Reduced bioavailability of endothelium-derived nitric oxide is implicated in diabetic macrovascular and microvascular disease. In patients with diabetes, we hypothesised that protein glycosylation can alter nitric oxide binding affinity of haemoglobin and plasma proteins, hence reducing nitric oxide availability and causing an alteration in nitric oxide metabolism. Binding of nitric oxide to haemoglobin was studied across a range of glycosylation levels in vitro (HbA(1c) 5.9 to 9.8%). In clinical studies nitrate, nitrite, nitrosyl haemoglobin and plasma nitrosothiols were measured in venous blood from 23 patients with uncomplicated Type I (insulin-dependent) diabetes mellitus and 17 non-diabetic control subjects. Samples were analysed at baseline and after nitric oxide was added ex vivo. Nitric oxide-haemoglobin binding was increased at a HbA(1c) greater than 8.5% compared with 5.9% (p<0.01). Basal nitrosyl haemoglobin was higher in diabetic patients compared with the control subjects (0.59+/-0.12 micro mol/l vs 0.24+/-0.12 micro mol/l, p<0.05).
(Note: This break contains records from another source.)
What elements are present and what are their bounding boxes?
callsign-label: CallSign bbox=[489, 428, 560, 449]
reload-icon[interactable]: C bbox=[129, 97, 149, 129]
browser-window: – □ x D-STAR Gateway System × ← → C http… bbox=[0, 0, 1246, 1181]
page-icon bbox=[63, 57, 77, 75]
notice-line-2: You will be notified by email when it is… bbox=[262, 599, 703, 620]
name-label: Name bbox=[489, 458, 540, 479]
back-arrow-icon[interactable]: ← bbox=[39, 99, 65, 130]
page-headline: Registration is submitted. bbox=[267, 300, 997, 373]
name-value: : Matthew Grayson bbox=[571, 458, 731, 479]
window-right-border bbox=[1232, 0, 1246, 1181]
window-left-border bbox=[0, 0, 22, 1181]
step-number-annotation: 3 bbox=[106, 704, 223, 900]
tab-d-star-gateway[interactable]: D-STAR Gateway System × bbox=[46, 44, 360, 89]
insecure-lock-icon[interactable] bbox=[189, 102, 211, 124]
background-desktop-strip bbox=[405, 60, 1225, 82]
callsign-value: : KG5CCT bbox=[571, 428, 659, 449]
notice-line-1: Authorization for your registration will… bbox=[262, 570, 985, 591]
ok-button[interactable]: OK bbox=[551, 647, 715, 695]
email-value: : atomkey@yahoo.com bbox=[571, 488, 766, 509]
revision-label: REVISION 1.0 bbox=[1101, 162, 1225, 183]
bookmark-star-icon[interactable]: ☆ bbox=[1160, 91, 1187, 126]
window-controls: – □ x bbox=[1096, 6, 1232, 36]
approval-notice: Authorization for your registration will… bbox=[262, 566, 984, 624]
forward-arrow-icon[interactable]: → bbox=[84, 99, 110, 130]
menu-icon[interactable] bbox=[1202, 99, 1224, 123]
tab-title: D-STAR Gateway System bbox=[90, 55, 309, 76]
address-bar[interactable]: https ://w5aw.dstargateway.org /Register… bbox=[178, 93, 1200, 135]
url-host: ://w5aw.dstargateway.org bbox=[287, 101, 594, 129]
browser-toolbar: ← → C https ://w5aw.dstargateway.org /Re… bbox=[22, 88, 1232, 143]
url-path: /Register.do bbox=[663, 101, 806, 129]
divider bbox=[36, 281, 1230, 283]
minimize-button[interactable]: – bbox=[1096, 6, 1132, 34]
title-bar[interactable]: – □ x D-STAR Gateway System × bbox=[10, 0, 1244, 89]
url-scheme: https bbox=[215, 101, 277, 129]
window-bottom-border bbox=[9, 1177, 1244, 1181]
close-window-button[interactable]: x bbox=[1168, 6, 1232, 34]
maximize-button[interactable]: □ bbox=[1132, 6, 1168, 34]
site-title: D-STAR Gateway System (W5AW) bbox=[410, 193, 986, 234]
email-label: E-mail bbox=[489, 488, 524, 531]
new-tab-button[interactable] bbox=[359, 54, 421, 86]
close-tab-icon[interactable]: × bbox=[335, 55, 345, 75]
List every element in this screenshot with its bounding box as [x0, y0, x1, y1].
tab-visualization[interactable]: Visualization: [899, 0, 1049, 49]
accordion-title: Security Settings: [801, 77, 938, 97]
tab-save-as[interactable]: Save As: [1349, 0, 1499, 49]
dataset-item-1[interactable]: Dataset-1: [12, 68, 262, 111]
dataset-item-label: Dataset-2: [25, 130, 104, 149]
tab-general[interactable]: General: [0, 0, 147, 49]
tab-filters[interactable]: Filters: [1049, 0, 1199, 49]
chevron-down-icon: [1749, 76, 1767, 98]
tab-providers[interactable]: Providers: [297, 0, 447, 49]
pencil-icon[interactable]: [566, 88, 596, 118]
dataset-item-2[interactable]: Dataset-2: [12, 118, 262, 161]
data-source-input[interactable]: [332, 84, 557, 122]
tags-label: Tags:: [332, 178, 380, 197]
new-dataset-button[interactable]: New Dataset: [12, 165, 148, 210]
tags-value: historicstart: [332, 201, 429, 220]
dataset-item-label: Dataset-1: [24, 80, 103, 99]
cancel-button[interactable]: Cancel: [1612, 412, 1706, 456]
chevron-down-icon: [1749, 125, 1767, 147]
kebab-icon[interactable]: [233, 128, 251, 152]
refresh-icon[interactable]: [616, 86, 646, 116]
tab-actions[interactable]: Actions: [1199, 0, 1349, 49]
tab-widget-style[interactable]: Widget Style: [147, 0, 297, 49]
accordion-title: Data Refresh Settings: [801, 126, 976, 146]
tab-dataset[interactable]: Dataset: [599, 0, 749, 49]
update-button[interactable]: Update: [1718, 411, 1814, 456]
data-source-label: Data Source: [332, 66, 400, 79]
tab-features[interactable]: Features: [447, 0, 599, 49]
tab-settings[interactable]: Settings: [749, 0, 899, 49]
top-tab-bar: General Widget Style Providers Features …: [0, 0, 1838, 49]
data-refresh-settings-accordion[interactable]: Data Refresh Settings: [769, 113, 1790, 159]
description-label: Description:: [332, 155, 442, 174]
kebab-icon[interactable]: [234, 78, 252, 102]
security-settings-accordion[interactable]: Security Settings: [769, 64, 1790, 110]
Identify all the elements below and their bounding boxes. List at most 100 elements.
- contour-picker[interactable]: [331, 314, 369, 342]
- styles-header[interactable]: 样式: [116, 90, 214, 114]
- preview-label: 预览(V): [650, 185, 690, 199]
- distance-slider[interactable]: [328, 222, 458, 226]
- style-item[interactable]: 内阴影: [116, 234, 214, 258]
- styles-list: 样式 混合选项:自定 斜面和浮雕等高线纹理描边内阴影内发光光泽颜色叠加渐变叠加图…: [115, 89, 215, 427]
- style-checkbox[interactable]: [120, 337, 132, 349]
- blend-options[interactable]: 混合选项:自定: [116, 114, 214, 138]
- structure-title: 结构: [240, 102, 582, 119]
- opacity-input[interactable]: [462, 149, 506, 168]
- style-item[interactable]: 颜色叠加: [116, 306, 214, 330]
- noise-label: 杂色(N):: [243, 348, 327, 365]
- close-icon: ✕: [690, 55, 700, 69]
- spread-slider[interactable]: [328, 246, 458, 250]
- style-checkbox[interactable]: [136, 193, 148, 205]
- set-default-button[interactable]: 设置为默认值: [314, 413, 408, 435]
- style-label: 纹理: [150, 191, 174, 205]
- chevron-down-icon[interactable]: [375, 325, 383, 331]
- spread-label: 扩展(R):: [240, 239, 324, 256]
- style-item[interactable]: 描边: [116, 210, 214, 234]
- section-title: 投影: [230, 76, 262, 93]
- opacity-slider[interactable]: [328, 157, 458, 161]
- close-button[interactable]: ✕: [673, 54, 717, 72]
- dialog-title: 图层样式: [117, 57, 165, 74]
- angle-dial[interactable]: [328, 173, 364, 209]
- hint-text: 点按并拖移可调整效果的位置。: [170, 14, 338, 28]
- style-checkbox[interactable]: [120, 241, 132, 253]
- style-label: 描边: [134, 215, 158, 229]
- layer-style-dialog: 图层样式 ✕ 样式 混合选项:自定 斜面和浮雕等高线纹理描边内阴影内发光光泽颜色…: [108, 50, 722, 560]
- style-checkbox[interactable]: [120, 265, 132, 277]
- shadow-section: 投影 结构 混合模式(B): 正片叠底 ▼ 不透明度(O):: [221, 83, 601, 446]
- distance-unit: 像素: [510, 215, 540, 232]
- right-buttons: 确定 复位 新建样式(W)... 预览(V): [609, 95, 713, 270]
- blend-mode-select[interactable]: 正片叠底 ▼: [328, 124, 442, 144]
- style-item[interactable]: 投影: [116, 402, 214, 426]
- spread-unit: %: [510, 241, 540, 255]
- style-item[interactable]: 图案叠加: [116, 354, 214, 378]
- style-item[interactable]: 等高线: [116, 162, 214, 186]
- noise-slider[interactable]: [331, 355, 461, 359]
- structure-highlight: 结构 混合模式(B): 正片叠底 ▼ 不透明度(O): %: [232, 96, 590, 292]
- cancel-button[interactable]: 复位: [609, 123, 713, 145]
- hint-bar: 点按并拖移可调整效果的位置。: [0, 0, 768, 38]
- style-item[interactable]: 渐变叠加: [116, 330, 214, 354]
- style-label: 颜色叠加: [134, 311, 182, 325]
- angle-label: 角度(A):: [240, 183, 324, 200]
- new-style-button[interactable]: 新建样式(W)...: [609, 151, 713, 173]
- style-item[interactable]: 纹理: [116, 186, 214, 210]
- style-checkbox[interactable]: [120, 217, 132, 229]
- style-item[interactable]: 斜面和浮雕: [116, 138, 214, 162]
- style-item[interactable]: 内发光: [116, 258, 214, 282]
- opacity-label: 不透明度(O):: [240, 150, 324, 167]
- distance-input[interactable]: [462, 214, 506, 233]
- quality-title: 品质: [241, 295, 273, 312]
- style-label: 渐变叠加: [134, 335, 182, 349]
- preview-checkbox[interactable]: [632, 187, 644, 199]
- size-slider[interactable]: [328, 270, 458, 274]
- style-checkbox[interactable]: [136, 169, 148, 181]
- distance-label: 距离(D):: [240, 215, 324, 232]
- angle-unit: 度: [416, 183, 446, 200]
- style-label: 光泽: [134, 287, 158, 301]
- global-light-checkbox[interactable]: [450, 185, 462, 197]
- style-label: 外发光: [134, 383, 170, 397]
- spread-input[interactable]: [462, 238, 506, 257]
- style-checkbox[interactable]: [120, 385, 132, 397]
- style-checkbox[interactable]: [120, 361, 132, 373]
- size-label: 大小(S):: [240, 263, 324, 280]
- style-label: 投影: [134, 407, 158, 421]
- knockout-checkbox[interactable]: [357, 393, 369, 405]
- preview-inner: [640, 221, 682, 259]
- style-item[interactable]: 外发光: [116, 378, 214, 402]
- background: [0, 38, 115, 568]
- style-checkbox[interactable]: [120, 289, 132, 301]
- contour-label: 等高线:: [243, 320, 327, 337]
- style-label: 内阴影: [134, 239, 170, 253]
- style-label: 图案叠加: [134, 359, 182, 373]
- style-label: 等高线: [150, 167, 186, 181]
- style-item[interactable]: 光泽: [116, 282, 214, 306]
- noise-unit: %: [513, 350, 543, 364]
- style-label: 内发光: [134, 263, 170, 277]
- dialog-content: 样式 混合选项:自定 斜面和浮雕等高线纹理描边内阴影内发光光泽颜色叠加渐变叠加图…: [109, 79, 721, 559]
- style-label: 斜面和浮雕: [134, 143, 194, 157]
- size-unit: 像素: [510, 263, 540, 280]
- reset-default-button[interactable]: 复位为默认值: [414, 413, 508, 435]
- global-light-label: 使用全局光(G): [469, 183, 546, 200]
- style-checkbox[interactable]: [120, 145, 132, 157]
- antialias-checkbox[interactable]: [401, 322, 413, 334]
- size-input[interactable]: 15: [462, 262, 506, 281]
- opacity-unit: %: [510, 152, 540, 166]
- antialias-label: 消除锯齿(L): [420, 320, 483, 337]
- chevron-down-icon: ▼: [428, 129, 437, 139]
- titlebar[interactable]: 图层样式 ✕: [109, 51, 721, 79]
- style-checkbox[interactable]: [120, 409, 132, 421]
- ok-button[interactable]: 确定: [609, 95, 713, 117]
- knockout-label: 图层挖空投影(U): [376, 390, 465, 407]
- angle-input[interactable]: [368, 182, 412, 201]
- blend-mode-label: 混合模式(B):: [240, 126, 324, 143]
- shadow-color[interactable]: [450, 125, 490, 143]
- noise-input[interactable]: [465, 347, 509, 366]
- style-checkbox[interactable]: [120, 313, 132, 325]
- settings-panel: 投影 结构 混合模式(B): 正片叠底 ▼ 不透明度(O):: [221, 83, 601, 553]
Plasma nitrosothiols, and nitrite and nitrate (NOx) concentrations were similar in diabetic patients compared with the control subjects (7.64+/-0.79 micro mol/l vs 5.93+/-0.75 micro mol/l, 13.98+/-2.44 micro mol/l vs 12.44+/-2.15 micro mol/l, respectively). In blood from diabetic patients, added nitric oxide was metabolised preferentially to nitrosyl haemoglobin and plasma nitrosothiols, with a twofold increase in nitrosyl haemoglobin observed across all concentrations of nitric oxide (p<0.05). These preferential increases correlated positively with HbA(1c). Nitrosyl haemoglobin is increased in patients with Type I diabetes. Preferential metabolism to nitrosyl haemoglobin and nitrosothiols occurs after increases in nitric oxide. Our results show an accentuated association between nitric oxide and glycosylated proteins, especially deoxygenated haem. An altered metabolic fate of nitric oxide could influence microvascular regulation and tissue perfusion.